The clinical trial commenced in May 2013 and completed enrollment and treatment of all 84 healthy volunteers in August 2013. During this trial the volunteers received two injections of the vaccine, 21 days apart. A*STAR and Cytos are pleased to announce that the vaccine was safe and well tolerated No serious adverse events were reported during the trial. The induced immune responses were comparable to those of approved seasonal influenza vaccines.
A*STAR is developing the vaccine candidate under a collaborative research, development and commercialisation agreement entered into with Cytos in 2010, with the goal of providing the government of Singapore effective means of combatting influenza epidemics and pandemics.

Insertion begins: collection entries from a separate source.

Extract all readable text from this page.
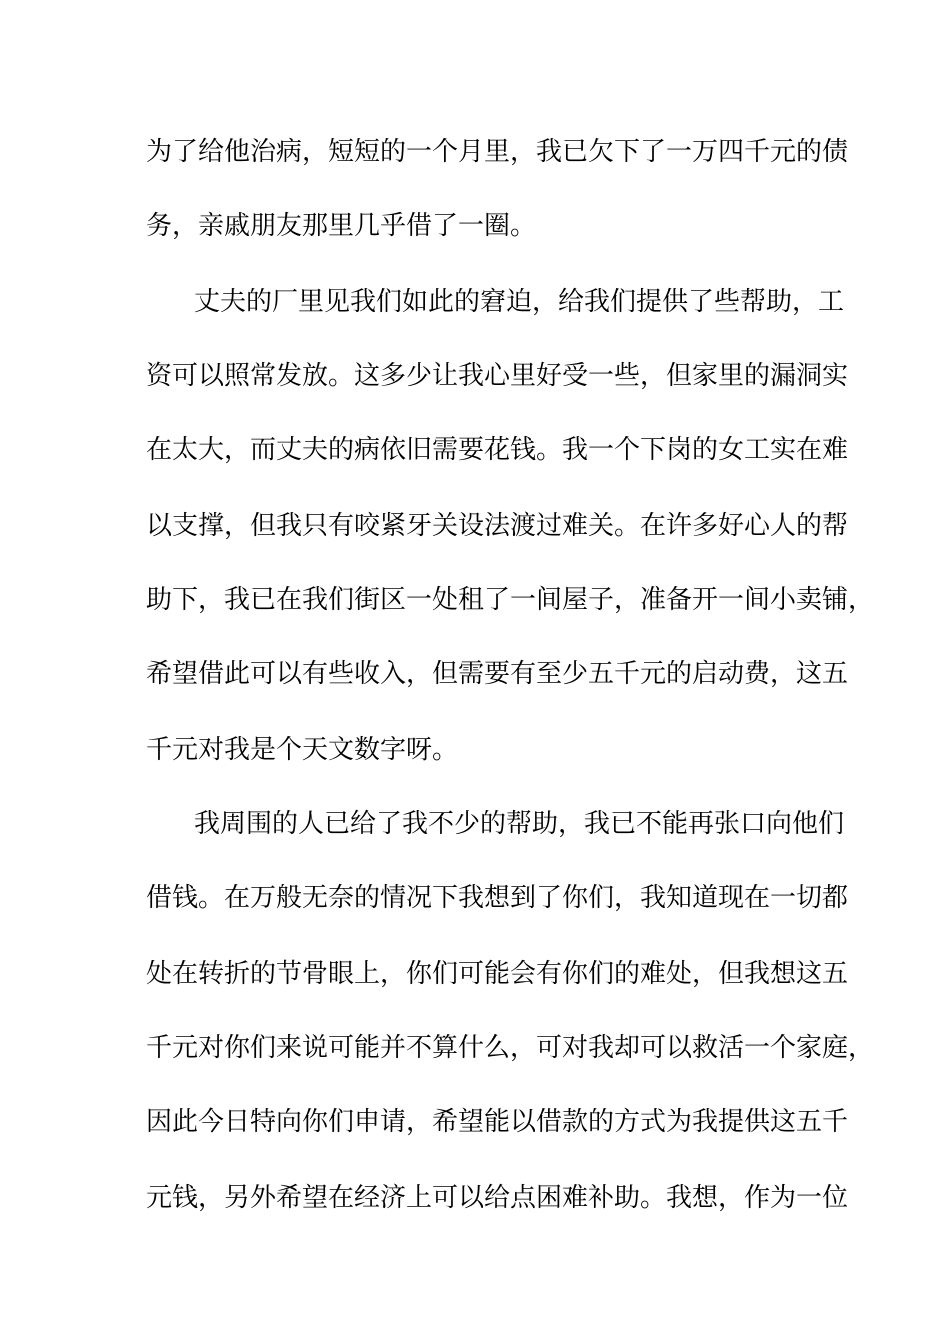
为了给他治病，短短的一个月里，我已欠下了一万四千元的债
务，亲戚朋友那里几乎借了一圈。
丈夫的厂里见我们如此的窘迫，给我们提供了些帮助，工
资可以照常发放。这多少让我心里好受一些，但家里的漏洞实
在太大，而丈夫的病依旧需要花钱。我一个下岗的女工实在难
以支撑，但我只有咬紧牙关设法渡过难关。在许多好心人的帮
助下，我已在我们街区一处租了一间屋子，准备开一间小卖铺，
希望借此可以有些收入，但需要有至少五千元的启动费，这五
千元对我是个天文数字呀。
我周围的人已给了我不少的帮助，我已不能再张口向他们
借钱。在万般无奈的情况下我想到了你们，我知道现在一切都
处在转折的节骨眼上，你们可能会有你们的难处，但我想这五
千元对你们来说可能并不算什么，可对我却可以救活一个家庭，
因此今日特向你们申请，希望能以借款的方式为我提供这五千
元钱，另外希望在经济上可以给点困难补助。我想，作为一位
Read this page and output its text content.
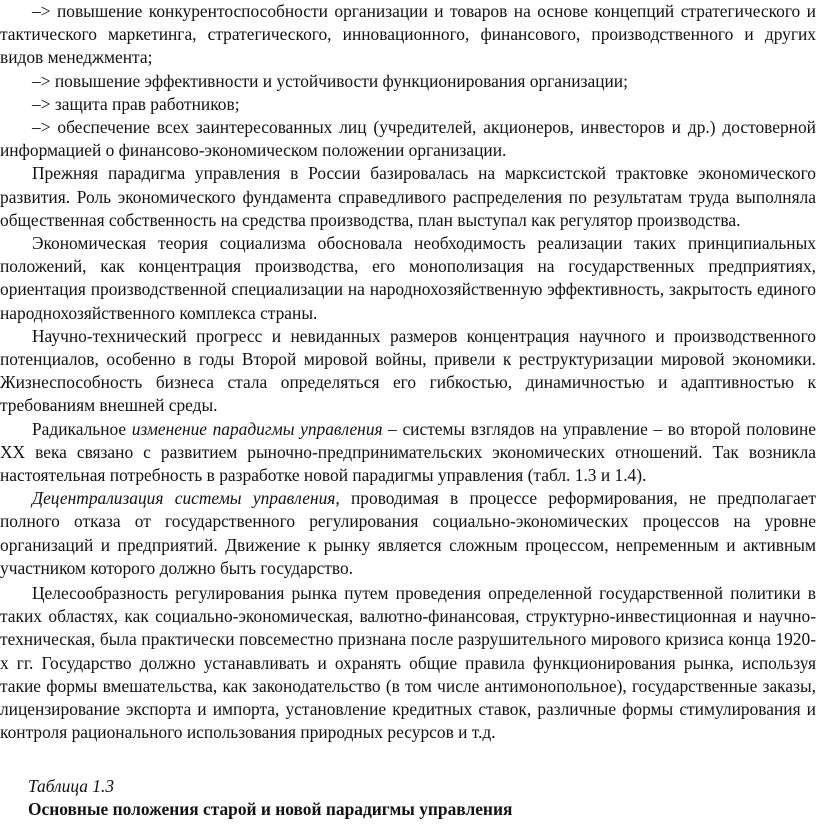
–> повышение конкурентоспособности организации и товаров на основе концепций стратегического и тактического маркетинга, стратегического, инновационного, финансового, производственного и других видов менеджмента;

–> повышение эффективности и устойчивости функционирования организации;

–> защита прав работников;

–> обеспечение всех заинтересованных лиц (учредителей, акционеров, инвесторов и др.) достоверной информацией о финансово-экономическом положении организации.

Прежняя парадигма управления в России базировалась на марксистской трактовке экономического развития. Роль экономического фундамента справедливого распределения по результатам труда выполняла общественная собственность на средства производства, план выступал как регулятор производства.

Экономическая теория социализма обосновала необходимость реализации таких принципиальных положений, как концентрация производства, его монополизация на государственных предприятиях, ориентация производственной специализации на народнохозяйственную эффективность, закрытость единого народнохозяйственного комплекса страны.

Научно-технический прогресс и невиданных размеров концентрация научного и производственного потенциалов, особенно в годы Второй мировой войны, привели к реструктуризации мировой экономики. Жизнеспособность бизнеса стала определяться его гибкостью, динамичностью и адаптивностью к требованиям внешней среды.

Радикальное изменение парадигмы управления – системы взглядов на управление – во второй половине XX века связано с развитием рыночно-предпринимательских экономических отношений. Так возникла настоятельная потребность в разработке новой парадигмы управления (табл. 1.3 и 1.4).

Децентрализация системы управления, проводимая в процессе реформирования, не предполагает полного отказа от государственного регулирования социально-экономических процессов на уровне организаций и предприятий. Движение к рынку является сложным процессом, непременным и активным участником которого должно быть государство.

Целесообразность регулирования рынка путем проведения определенной государственной политики в таких областях, как социально-экономическая, валютно-финансовая, структурно-инвестиционная и научно-техническая, была практически повсеместно признана после разрушительного мирового кризиса конца 1920-х гг. Государство должно устанавливать и охранять общие правила функционирования рынка, используя такие формы вмешательства, как законодательство (в том числе антимонопольное), государственные заказы, лицензирование экспорта и импорта, установление кредитных ставок, различные формы стимулирования и контроля рационального использования природных ресурсов и т.д.

Таблица 1.3

Основные положения старой и новой парадигмы управления
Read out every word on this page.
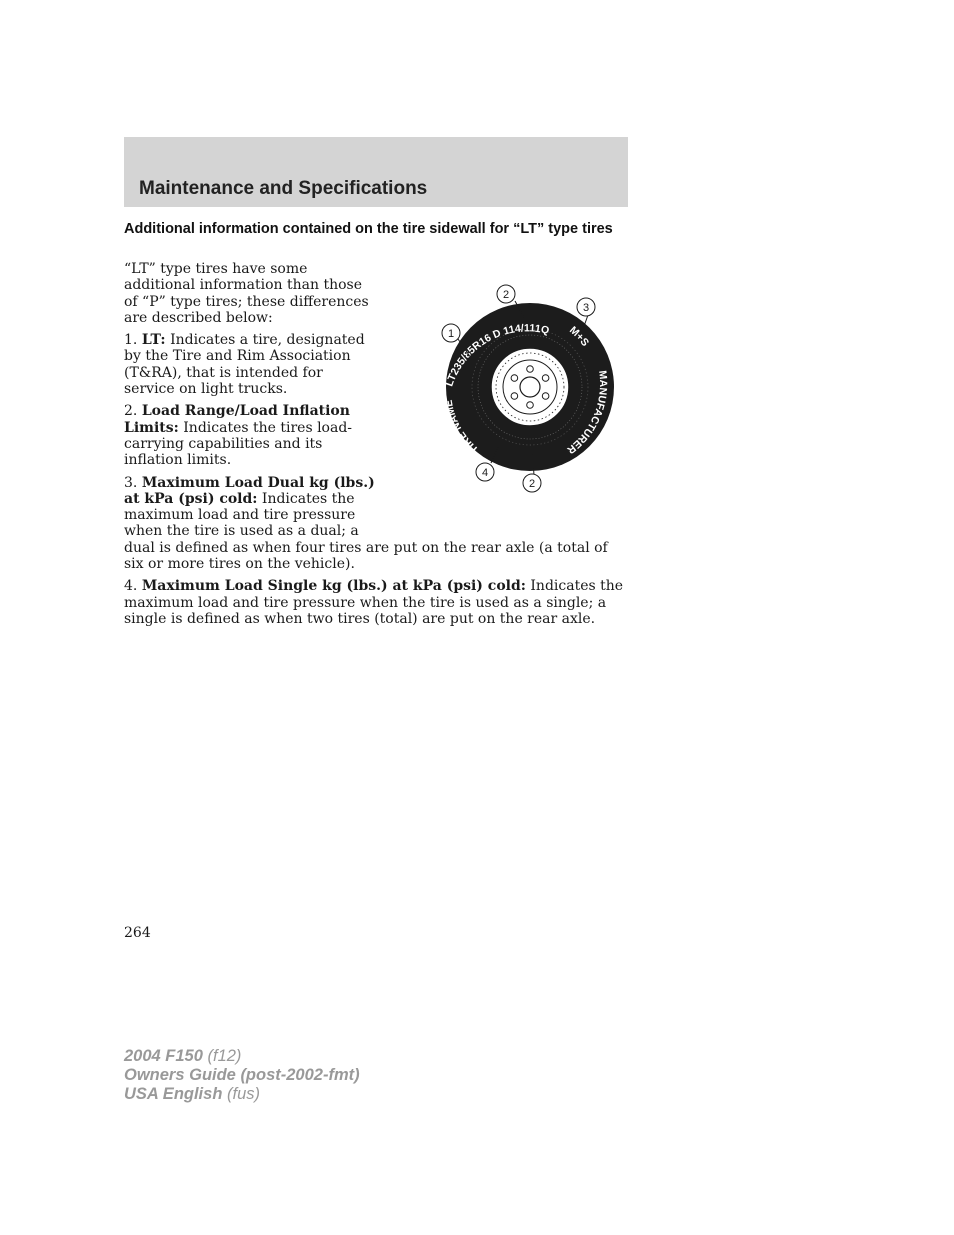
Maintenance and Specifications
Additional information contained on the tire sidewall for “LT” type tires
LT235/85R16 D 114/111Q M+S
MANUFACTURER
TIRE NAME
1
2
3
4
2

“LT” type tires have some additional information than those of “P” type tires; these differences are described below:

1. LT: Indicates a tire, designated by the Tire and Rim Association (T&RA), that is intended for service on light trucks.

2. Load Range/Load Inflation Limits: Indicates the tires load-carrying capabilities and its inflation limits.

3. Maximum Load Dual kg (lbs.) at kPa (psi) cold: Indicates the maximum load and tire pressure when the tire is used as a dual; a dual is defined as when four tires are put on the rear axle (a total of six or more tires on the vehicle).

4. Maximum Load Single kg (lbs.) at kPa (psi) cold: Indicates the maximum load and tire pressure when the tire is used as a single; a single is defined as when two tires (total) are put on the rear axle.

264
2004 F150 (f12)
Owners Guide (post-2002-fmt)
USA English (fus)
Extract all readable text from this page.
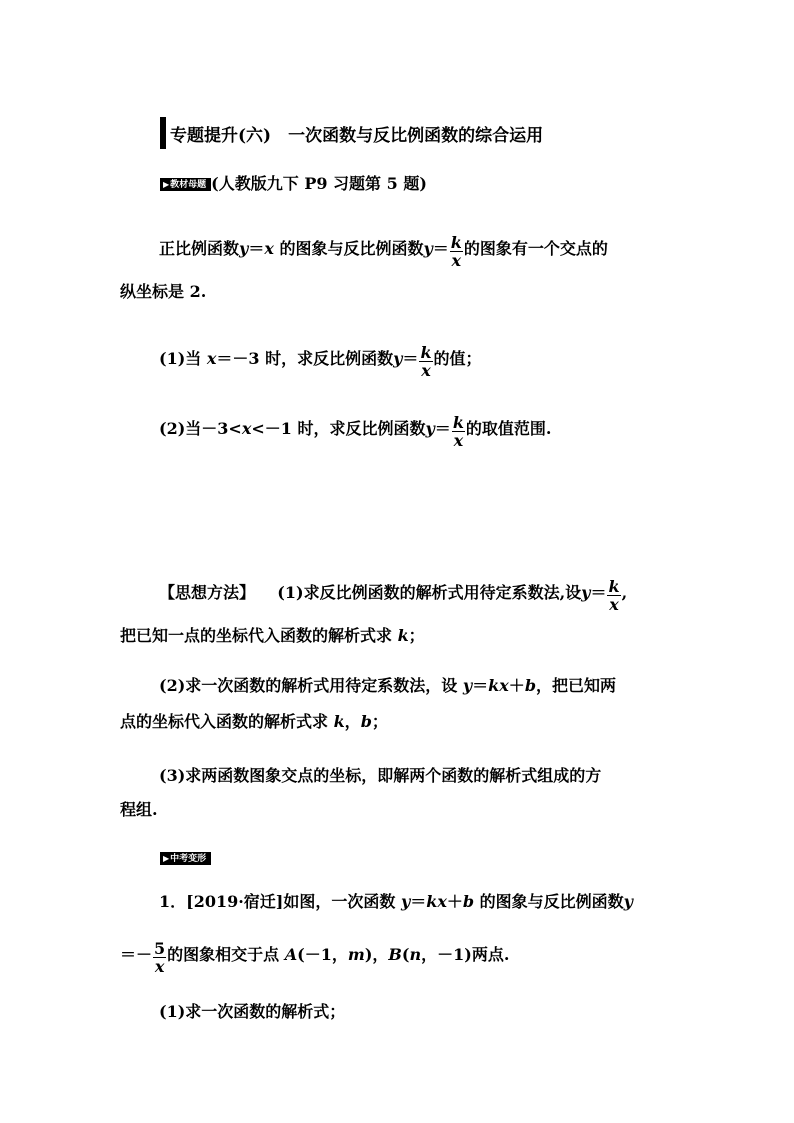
专题提升(六)　一次函数与反比例函数的综合运用
▶教材母题 (人教版九下 P9 习题第 5 题)
正比例函数y＝x 的图象与反比例函数$y= \frac{k}{x}$ 的图象有一个交点的
纵坐标是 2.
(1)当 x＝－3 时，求反比例函数$y= \frac{k}{x}$ 的值；
(2)当－3<x<－1 时，求反比例函数$y= \frac{k}{x}$ 的取值范围.
【思想方法】 (1)求反比例函数的解析式用待定系数法,设$y= \frac{k}{x}$ ,
把已知一点的坐标代入函数的解析式求 k；
(2)求一次函数的解析式用待定系数法，设 y＝kx＋b，把已知两
点的坐标代入函数的解析式求 k，b；
(3)求两函数图象交点的坐标，即解两个函数的解析式组成的方
程组.
▶中考变形
1．[2019·宿迁]如图，一次函数 y＝kx＋b 的图象与反比例函数y
＝－ $\frac{5}{x}$ 的图象相交于点 A(－1，m)，B(n，－1)两点.
(1)求一次函数的解析式；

Under the agreement, Cytos retains the worldwide right to develop and commercialise the vaccine candidate globally, while A*STAR subsidiaries have the right to develop and commercialise the vaccine for Singapore and other ASEAN countries and can earn royalties on worldwide net sales.
Christian Itin, PhD, Chairman and Chief Executive Officer of Cytos, commented, "We are encouraged to see seroconversion in patients treated with our bacterially derived recombinant flu vaccine and are evaluating next steps with our partner A*STAR. The results of this study further support the utility of our VLP vaccine platform for the treatment of infectious diseases."
Professor Alex Matter, Chief Executive Officer of D3 (Drug Discovery and Development) and A*STAR's Experimental Therapeutics Centre (ETC) said, "We are very pleased with the outcome of this trial. The favourable data demonstrates that the VLP-vaccine strategy is an effective one. We are now planning, in conjunction with Cytos, the next steps for this project."